19 political parties contested in the 1994 election. These were: African National Congress(ANC), National Party (NP), Inkatha Freedom Party (IFP), Pan Africanist Congress of Azania (PAC), Freedom Front (FF), Democratic Party (DP), African Christian Democratic Party (ACDP), Africa Muslim Party (AMP), African Moderates Congress (AMC), Dikwankwetla Party of South Africa (DPSA), Federal Party (FP), Minority Front (MF), Sport Organisation for Collective Contributions and Equal Rights (SOCCER), African Democratic Movement (ADM), Women's Right Peace Party (WRPP), Ximoko Progressive Party (XPP), Keep It Straight & Simple Party (KISS), Worker's List Party (WLP), and Luso-South Africa Party (LUSO).
- 19.7 million South Africans voted out of the 22.7 million eligible voters.
- 62.65% The percentage margin with which the African National Congress (ANC) — the ruling party — won the 1994 election. The National Party (NP), the official opposition, followed with 20.39 %; Inkatha Freedom Party (IFP) with 10.54 %, Freedom Front (FF) with 2.2 %, Democratic Party (DP) with 1.7 %, Pan Africanist Congress (PAC) with 1.2 % and the African Christian Democratic Party (ACDP) with 0.5 %.

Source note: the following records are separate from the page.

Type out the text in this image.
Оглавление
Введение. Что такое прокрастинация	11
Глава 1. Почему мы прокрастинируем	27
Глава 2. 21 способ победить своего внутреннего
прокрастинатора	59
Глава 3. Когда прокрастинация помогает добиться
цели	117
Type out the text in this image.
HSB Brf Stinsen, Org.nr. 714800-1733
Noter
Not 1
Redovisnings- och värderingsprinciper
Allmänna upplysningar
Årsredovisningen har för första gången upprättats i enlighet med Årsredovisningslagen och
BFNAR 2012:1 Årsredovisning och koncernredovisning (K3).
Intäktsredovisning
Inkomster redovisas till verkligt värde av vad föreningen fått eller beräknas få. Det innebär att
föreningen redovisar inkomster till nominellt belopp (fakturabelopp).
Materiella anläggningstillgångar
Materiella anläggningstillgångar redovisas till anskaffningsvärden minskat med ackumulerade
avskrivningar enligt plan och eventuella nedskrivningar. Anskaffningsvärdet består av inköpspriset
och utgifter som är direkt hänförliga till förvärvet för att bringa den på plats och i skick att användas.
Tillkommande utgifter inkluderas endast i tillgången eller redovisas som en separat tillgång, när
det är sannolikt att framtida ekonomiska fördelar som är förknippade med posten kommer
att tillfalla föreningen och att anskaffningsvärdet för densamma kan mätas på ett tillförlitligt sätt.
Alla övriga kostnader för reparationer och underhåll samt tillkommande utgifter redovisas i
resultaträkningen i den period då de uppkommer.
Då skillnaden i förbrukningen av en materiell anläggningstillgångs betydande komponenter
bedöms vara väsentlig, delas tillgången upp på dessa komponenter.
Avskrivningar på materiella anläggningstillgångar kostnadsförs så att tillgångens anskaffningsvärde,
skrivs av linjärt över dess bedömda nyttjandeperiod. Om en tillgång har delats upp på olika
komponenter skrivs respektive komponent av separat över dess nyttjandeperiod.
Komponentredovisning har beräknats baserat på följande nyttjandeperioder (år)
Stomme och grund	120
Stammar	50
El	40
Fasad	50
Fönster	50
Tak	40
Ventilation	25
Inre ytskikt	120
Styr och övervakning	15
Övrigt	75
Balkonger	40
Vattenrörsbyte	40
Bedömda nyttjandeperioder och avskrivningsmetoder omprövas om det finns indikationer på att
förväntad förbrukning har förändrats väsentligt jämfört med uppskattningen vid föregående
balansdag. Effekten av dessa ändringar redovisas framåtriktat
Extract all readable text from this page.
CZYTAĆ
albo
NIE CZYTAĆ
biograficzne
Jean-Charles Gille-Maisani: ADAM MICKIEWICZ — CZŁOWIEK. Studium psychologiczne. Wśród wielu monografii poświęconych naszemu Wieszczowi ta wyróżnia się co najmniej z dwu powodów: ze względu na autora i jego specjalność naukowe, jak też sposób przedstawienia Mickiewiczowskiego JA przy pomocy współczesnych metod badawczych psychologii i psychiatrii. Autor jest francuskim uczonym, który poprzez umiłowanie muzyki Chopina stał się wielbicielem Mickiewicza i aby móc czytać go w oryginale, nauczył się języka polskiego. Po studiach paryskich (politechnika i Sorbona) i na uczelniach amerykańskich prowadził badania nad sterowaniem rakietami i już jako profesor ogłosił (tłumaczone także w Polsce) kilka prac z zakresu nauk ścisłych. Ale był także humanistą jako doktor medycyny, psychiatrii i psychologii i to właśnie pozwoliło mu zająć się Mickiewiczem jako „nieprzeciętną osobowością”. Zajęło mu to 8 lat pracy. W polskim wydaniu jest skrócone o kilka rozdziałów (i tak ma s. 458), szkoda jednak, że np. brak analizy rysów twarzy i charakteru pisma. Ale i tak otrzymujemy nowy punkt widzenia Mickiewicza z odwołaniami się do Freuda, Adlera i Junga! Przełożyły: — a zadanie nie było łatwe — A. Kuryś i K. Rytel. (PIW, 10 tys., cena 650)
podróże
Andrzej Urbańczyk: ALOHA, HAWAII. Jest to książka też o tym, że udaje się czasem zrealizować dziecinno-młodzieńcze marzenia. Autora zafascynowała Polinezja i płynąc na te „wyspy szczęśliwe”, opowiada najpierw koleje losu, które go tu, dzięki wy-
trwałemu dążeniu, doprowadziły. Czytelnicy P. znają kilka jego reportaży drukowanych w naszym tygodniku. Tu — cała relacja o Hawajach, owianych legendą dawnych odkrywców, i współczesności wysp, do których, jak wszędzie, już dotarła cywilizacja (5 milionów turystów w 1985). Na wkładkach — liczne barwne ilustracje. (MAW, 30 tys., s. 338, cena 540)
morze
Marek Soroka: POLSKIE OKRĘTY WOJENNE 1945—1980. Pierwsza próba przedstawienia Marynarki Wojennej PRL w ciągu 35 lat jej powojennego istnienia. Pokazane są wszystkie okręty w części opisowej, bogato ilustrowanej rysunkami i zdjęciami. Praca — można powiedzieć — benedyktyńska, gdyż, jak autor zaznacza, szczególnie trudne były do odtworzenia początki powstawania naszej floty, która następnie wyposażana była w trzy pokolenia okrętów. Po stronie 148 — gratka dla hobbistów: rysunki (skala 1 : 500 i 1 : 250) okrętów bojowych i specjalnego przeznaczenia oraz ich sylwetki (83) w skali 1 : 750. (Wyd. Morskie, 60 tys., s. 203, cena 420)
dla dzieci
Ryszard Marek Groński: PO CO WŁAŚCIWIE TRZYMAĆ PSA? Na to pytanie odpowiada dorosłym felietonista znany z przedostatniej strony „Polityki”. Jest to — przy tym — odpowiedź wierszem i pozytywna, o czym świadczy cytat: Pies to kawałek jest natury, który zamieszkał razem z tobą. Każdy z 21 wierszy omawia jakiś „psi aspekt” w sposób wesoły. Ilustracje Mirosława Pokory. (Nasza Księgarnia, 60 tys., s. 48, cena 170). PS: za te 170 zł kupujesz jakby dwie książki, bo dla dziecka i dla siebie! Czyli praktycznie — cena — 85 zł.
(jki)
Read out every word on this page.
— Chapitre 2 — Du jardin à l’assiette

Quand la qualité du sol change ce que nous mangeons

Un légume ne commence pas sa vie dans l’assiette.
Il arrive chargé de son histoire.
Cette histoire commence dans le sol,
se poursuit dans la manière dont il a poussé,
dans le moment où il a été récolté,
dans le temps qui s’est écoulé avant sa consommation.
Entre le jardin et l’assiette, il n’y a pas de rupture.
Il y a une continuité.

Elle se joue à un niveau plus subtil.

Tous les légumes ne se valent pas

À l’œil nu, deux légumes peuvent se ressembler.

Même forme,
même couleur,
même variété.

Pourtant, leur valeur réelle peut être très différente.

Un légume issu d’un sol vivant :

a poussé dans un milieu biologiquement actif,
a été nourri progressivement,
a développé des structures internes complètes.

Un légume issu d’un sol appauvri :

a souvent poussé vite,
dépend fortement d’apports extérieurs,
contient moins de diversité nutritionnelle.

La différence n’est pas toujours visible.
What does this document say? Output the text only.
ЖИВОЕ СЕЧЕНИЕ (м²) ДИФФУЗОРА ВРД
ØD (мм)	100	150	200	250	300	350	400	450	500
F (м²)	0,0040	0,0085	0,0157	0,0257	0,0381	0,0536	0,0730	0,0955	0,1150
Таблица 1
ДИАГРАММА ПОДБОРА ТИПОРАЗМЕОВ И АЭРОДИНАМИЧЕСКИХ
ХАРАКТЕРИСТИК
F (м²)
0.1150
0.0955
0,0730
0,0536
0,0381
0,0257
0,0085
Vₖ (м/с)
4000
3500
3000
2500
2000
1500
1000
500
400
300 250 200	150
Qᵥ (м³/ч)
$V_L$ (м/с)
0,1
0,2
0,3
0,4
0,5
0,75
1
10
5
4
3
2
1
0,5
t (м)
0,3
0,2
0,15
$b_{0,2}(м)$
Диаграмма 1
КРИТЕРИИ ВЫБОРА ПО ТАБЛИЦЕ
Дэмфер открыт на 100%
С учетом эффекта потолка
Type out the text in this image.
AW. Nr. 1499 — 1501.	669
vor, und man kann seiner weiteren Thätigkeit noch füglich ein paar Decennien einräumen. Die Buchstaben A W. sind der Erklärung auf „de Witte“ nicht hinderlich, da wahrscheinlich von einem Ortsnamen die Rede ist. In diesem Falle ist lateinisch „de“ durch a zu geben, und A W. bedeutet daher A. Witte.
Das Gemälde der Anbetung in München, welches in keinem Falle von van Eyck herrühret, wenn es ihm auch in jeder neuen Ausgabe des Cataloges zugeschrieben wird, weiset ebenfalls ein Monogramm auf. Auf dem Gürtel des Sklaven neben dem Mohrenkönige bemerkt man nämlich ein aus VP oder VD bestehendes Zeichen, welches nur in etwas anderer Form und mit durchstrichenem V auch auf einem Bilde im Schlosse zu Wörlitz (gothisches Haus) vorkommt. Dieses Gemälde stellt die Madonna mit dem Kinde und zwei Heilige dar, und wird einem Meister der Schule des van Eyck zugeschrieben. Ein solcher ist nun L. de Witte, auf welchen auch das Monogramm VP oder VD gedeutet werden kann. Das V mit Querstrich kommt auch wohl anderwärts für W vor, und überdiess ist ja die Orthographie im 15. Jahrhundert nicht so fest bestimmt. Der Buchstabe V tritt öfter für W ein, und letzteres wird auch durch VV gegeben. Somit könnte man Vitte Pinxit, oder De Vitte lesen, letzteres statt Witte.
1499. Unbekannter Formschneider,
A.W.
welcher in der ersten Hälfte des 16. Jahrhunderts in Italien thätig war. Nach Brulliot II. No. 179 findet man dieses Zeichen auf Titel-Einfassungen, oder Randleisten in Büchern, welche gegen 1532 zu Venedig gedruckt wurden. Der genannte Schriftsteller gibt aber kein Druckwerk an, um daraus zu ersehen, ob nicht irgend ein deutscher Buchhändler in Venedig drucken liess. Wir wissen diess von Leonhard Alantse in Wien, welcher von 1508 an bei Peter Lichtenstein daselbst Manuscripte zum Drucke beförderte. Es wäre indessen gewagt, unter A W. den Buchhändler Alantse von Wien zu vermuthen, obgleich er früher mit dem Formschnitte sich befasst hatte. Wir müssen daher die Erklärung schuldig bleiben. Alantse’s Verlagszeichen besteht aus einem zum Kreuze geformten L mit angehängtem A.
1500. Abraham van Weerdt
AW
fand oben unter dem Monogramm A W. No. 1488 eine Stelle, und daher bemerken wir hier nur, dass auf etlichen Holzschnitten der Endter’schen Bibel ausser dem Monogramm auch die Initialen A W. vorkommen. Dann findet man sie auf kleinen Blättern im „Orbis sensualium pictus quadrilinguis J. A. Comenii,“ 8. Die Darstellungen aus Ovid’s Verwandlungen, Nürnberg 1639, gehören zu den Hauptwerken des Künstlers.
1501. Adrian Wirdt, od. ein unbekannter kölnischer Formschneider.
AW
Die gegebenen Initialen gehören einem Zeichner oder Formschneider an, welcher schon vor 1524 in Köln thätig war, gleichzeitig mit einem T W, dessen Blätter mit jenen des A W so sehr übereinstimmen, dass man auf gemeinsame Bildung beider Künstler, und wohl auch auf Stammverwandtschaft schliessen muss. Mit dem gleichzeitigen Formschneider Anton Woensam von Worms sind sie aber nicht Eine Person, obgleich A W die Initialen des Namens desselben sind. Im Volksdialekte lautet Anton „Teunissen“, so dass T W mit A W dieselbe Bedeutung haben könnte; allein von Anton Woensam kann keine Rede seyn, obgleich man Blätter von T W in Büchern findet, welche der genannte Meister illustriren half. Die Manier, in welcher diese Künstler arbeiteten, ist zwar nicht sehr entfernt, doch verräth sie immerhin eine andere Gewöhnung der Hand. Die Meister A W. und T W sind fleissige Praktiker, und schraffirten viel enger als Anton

- 27 April 1994. South Africa's new flag, bearing six colours and signifying a nation headed towards unity, replaced the old Apartheid flag which had been used since 1928. The new flag was designed by the late Frederick Gordon Brownell, a South African vexillologist and genealogist.
- 10 May 1994.The late Nelson Mandela was inaugurated as the first Black President of the country at an emotional ceremony held at The Union Buildings in Pretoria.
- 1995 The year when Freedom Day was first commemorated, a reminder of how far South Africa had come in its long fight against the brutal Apartheid regime!
10 December 1996. The final draft of South Africa's Constitution was signed into law by President Nelson Mandela in Sharpeville, a township located south of Gauteng. The Constitution, however, only came into effect on 4 February 1997.
- 11 The number of official languages equally recognised by the South African Constitution.
- 2 February 1990. The National Party government started the process of unbanning political parties and activists, as well as releasing political prisoners — the late Nelson Mandela being among them. The transition period between February 1990 and April 1994 was, sadly, characterised by political turmoil and gruesome murders between the ANC and IFP.